Nonetheless, GPD activity was KU-57788 mouse detected almost exclusively in the membrane fraction. Extensive washing of the membrane preparations with increasing concentrations of NaCl (up to 1 M) in 10 mM Tris buffer (pH 7.5) with or without 10 mM EDTA did not affect the levels of GPD activity in the membranes (data not shown), suggesting that the GPD is not a loosely bound membrane protein adsorbed onto the membrane surface.
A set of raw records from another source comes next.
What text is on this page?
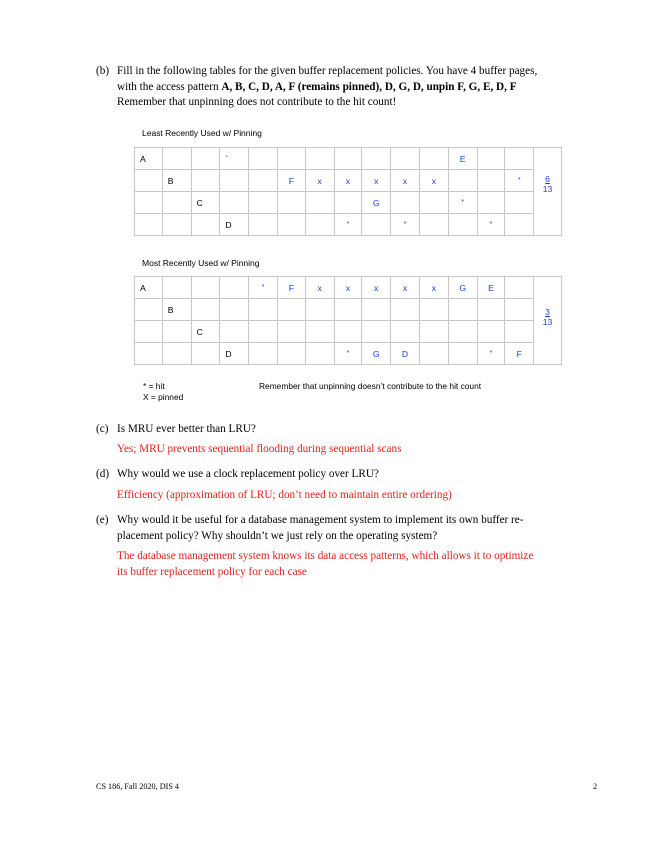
(b) Fill in the following tables for the given buffer replacement policies. You have 4 buffer pages,
with the access pattern A, B, C, D, A, F (remains pinned), D, G, D, unpin F, G, E, D, F
Remember that unpinning does not contribute to the hit count!
Least Recently Used w/ Pinning
A			`								E			6
13

	B				F	x	x	x	x	x			*	
		C						G			*			
			D				*		*			*		
Most Recently Used w/ Pinning
A				*	F	x	x	x	x	x	G	E		3
13

	B													
		C												
			D				*	G	D			*	F	
* = hit
X = pinned
Remember that unpinning doesn’t contribute to the hit count
(c) Is MRU ever better than LRU?
Yes; MRU prevents sequential flooding during sequential scans
(d) Why would we use a clock replacement policy over LRU?
Efficiency (approximation of LRU; don’t need to maintain entire ordering)
(e) Why would it be useful for a database management system to implement its own buffer re-
placement policy? Why shouldn’t we just rely on the operating system?
The database management system knows its data access patterns, which allows it to optimize
its buffer replacement policy for each case
CS 186, Fall 2020, DIS 4	2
The identification
of the M. hyorhinis GPD was further strengthened by showing its homology to the active GPD of M. pneumoniae and to the GPD of Thermoanaerobacter tengcongensis (GenBank accession no. 2PZ0_A) where strictly conserved residues involved in the activity were identified (Fig. 2, Shi et al., 2008). We suggest that GPD is an essential enzyme in the turnover of glycerophospholipids, the major building blocks of the lipid bilayer of M. hyorhinis membranes. First, the fatty acids are cleaved resulting in the formation of glycerophosphodiesters, which are then further cleaved by GPD to yield glycerol-3-phosphate (Schmidl et al., 2011). Upon incubation
of M. hyorhinis extracts with radiolabeled PG, a decrease in the radioactivity of the PG band with a concomitant increase in the radioactivity of the lysophospholipid and FFA fractions were noticed (data not shown), suggesting a phospholipase activity. The activity was almost exclusively associated with isolated membrane preparations (data not shown). When reaction mixtures containing M. hyorhinis membranes and the fluorescent substrate C12-NBD-PC were incubated for up to 4 h at 37 °C, two fluorescently labeled breakdown products were detected on the TLC plates, the Dapagliflozin in vivo major being C12-NBD-LPC with nonfluorescent fatty acid in position 1 hydrolyzed and the minor C12-NBD-FFA (Fig. 3), suggesting the activity of a PLA in M. hyorhinis membranes. In control experiments, using snake venom PLA2, the breakdown product of C12-NBD-PC was exclusively C12-NBD-FFA. The PLA activity of M. hyorhinis was neither stimulated by Ca2+ (0.1–10 mM) nor inhibited
by EGTA (5 mM) and had a broad pH spectrum (pH 7.0–8.5). Quantitative analysis of the fluorescence Astemizole products obtained by the hydrolysis of C12-NBD-PC by M. hyorhinis membranes is shown in Table 1. The ratio of C12-NBD-LPC to C12-NBD-FFA after treatment of C12-NBD-PC with M. hyorhinis membranes was 2.5 after a short incubation period (up to 1 h) and 0.8 after a prolonged incubation period (4 h), suggesting that M. hyorhinis possess a nonspecific PLA activity capable of hydrolyzing both position 1 and position 2 of the C12-NBD-PC, but with a somewhat higher affinity to position 1. The possibility that M. hyorhinis possess a PLA1 (Istivan & Coloe, 2006) or PLA2 (Rigaud & Leblanc, 1980) as well as a lysophospholipase (Gatt et al., 1982) was excluded as we were unable to demonstrate lysophospholipase activity using C12-NBD-LPC (data not shown). The in silico analysis of M.